Para Manuel da Costa Andrade, Sobre a Reforma do Código Penal Português, Dos crimes contra as pessoas, em geral, e das gravações e fotografias ilícitas, em particular, in Revista Portuguesa de Ciência Criminal, ano 3, p. 486, «A liberdade de imprensa está, desde logo, indissociavelmente ligada a dois interesses de proeminente relevo comunitário… o direito de informar que assiste aos jornalistas, seus agentes activos privilegiados; e o direito da própria comunidade à informação … a liberdade de imprensa vale hoje como uma instituição basilar da sociedade democraticamente organizada. Perfila-se, por isso, como um valor que transcende os interesses e a vontade dos seus agentes ou destinatários históricos».

Na p. 450 este autor esclarece que «…a actualização do direito fundamental correspondente à liberdade de imprensa estar, por via de regra, associada à salvaguarda de outros valores ou prossecução de outros interesses de irrecusável dignidade comunitária.
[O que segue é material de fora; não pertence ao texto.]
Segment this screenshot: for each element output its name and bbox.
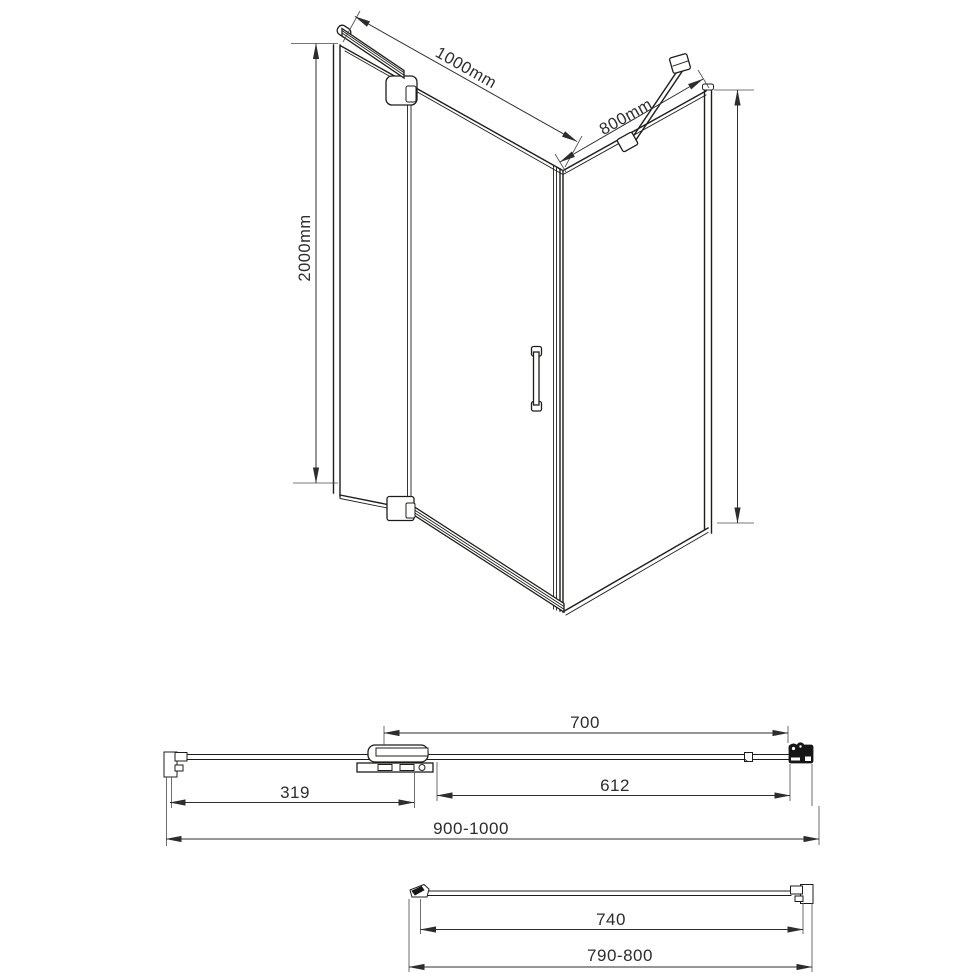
dim-740: 740 bbox=[421, 910, 804, 930]
fixed-door-divider bbox=[408, 84, 412, 502]
dim-790-800: 790-800 bbox=[409, 946, 812, 967]
door-plan-hinge bbox=[357, 745, 433, 772]
top-hinge bbox=[386, 76, 417, 105]
door-handle bbox=[532, 347, 542, 412]
height-dimension-label: 2000mm bbox=[296, 214, 314, 281]
dim-700-label: 700 bbox=[570, 713, 600, 732]
width-dimension: 1000mm bbox=[343, 11, 582, 167]
depth-dimension: 800mm bbox=[555, 70, 709, 172]
left-support-bar bbox=[335, 23, 404, 78]
corner-profile bbox=[554, 165, 564, 612]
right-wall-profile bbox=[703, 84, 714, 533]
side-panel-bottom-edge bbox=[564, 528, 709, 615]
dim-319-label: 319 bbox=[280, 783, 310, 802]
dim-700: 700 bbox=[384, 713, 788, 733]
dim-900-1000-label: 900-1000 bbox=[433, 819, 509, 838]
right-support-bar bbox=[617, 53, 691, 152]
width-dimension-label: 1000mm bbox=[432, 44, 499, 93]
left-wall-profile bbox=[334, 45, 341, 497]
door-panel-plan-view: 700 612 319 900-1000 bbox=[164, 713, 819, 846]
dim-740-label: 740 bbox=[596, 910, 626, 929]
side-height-dimension bbox=[714, 90, 754, 523]
dim-790-800-label: 790-800 bbox=[587, 946, 653, 965]
side-plan-corner-connector bbox=[410, 885, 429, 898]
dim-612: 612 bbox=[437, 776, 790, 796]
bottom-hinge bbox=[387, 497, 415, 521]
door-plan-wall-profile bbox=[164, 752, 187, 777]
isometric-view: 2000mm 1000mm 800mm bbox=[291, 11, 754, 615]
dim-319: 319 bbox=[170, 783, 414, 803]
side-plan-wall-profile bbox=[791, 885, 814, 904]
dim-612-label: 612 bbox=[600, 776, 630, 795]
drawing-canvas: 2000mm 1000mm 800mm bbox=[0, 0, 976, 976]
height-dimension: 2000mm bbox=[291, 44, 338, 484]
door-bottom-rail bbox=[413, 506, 564, 612]
door-plan-handle bbox=[745, 753, 753, 762]
fixed-panel-bottom-edge bbox=[340, 495, 390, 509]
shower-enclosure-technical-drawing: 2000mm 1000mm 800mm bbox=[0, 0, 976, 976]
door-plan-glass bbox=[186, 755, 790, 760]
door-plan-corner-mechanism bbox=[789, 743, 813, 763]
side-plan-glass bbox=[427, 891, 791, 896]
dim-900-1000: 900-1000 bbox=[166, 819, 819, 839]
side-panel-plan-view: 740 790-800 bbox=[409, 885, 813, 973]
Como a transparência da administração pública, a descoberta e prevenção de actos de corrupção, a protecção de minorias discriminadas, etc. Tudo interesses a levar à balança da ponderação, nomeadamente para efeitos de determinação de manifestações concretas de ilicitude».

Nesta linha, é hoje maioritariamente aceite que os políticos e outras figuras públicas, quer pela sua exposição, quer pela sujeição à censura das ideias que defendem, quer pelo controle a que devem ser sujeitos, seja pela comunicação social, seja pelo cidadão comum, devem ser mais tolerantes à apreciação crítica, do que os meros particulares. Nas palavras de Ireneu Cabral Barreto, citado por Miguez Garcia e Castela Rio, op. cit., p. 799, «quanto aos limites da crítica admissível, eles são mais amplos relativamente a um homem político, agindo como personagem pública, do que a um particular. O homem político expõe-se inevitável e conscientemente a um controlo atento dos seus actos e gestos, tanto por parte dos jornalistas como pela massa dos cidadãos, e deve mostrar uma maior tolerância sobretudo quando ele próprio produz declarações públicas que se prestam à crítica».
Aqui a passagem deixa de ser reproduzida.